Désormais, puisque la signature du contrat de travail vaudra adhésion automatique du journaliste à la charte déontologique de l’organe de presse, il est plus que probable que nous assisterons à des blâmes, des avertissements, des licenciements, invoquant un manquement à ladite charte.
Flou juridique
Nous verrons probablement par ailleurs des médias dont le directeur de publication aura été condamné en justice se retourner ensuite contre le journaliste auteur du contenu, en invoquant la charte contre lui. Plus grave, il est vraisemblable qu’adviennent des licenciements abusifs sous prétexte déontologique : par exemple en s’appuyant sur des règles aux formulations délibérément floues, pour se débarrasser ainsi d’un employé.
La loi Bloche facilite d’ailleurs cette instrumentalisation. En effet, pour les organes de presse ne s’étant pas encore dotés d’une charte déontologique, l’article 2bis prévoit que «les déclarations et les usages professionnels relatifs à la profession de journaliste» puissent être«invoqués en cas de litige». De quelles déclarations et de quels usages s’agit-il ? Ce n’est pas précisé. Ce flou total fabrique donc une nouvelle insécurité professionnelle des journalistes face aux licenciements. On sera aussi curieux de voir comment les conseillers prud’homaux interpréteront une faute reprochée à un journaliste à la lumière de la charte de déontologie de l’entreprise de presse : là encore, l’incertitude est grande.

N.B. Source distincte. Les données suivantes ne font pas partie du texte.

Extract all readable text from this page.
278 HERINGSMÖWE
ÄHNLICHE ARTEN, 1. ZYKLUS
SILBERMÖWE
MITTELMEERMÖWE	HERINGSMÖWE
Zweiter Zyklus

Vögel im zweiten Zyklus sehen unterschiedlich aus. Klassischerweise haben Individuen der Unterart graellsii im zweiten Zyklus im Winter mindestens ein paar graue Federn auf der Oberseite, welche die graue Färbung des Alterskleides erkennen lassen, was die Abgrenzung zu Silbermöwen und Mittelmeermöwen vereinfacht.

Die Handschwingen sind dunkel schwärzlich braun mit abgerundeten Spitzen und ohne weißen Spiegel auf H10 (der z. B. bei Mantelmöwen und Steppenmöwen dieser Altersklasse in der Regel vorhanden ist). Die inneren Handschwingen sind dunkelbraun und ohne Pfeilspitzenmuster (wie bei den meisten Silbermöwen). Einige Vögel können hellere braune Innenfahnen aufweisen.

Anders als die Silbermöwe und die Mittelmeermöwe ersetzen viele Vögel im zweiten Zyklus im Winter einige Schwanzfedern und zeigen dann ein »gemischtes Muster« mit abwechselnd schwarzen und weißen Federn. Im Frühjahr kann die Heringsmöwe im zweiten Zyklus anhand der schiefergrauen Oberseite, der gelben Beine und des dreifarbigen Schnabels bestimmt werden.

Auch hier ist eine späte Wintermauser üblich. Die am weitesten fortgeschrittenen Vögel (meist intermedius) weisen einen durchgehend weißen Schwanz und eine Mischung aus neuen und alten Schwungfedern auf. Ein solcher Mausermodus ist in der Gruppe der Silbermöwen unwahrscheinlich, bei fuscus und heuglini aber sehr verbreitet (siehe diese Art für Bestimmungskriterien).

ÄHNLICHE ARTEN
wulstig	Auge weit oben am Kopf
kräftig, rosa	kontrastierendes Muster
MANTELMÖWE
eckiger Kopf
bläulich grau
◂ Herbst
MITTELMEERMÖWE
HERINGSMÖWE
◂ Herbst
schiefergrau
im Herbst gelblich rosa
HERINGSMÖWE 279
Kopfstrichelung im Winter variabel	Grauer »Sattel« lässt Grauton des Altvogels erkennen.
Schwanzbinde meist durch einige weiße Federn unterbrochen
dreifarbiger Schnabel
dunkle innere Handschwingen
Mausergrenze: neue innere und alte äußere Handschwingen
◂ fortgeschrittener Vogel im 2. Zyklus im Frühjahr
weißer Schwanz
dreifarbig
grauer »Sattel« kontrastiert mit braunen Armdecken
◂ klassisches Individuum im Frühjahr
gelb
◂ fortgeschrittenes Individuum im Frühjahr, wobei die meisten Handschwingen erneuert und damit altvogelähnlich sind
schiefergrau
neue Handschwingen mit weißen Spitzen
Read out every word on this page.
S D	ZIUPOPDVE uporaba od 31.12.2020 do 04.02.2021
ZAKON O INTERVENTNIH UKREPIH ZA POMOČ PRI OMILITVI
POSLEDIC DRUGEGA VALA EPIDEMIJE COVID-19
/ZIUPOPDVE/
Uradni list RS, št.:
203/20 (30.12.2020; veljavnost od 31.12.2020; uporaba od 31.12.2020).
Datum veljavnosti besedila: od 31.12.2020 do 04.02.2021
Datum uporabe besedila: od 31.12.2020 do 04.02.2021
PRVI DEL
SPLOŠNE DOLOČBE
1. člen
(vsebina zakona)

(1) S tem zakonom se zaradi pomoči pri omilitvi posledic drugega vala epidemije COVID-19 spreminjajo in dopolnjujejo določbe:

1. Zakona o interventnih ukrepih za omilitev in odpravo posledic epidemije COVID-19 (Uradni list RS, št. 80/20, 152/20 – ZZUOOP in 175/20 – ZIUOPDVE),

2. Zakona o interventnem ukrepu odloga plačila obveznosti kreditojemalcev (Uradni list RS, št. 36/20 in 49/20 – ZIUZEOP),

L’on passe ainsi d’un cadre juridique extrêmement protecteur envers les journalistes, grâce au directeur de la publication servant de bouclier, à un régime juridique qui fragilise au contraire les journalistes. C’est bel et bien une révolution à double tranchant pour la liberté de la presse. D’un côté, l’on pourrait se réjouir que la profession soit dorénavant davantage contrainte au respect de la déontologie. Mais de l’autre, l’on ne peut que s’inquiéter d’un dispositif qui, concrètement, va énormément faciliter les purges et les pressions des employeurs dans les salles de rédaction.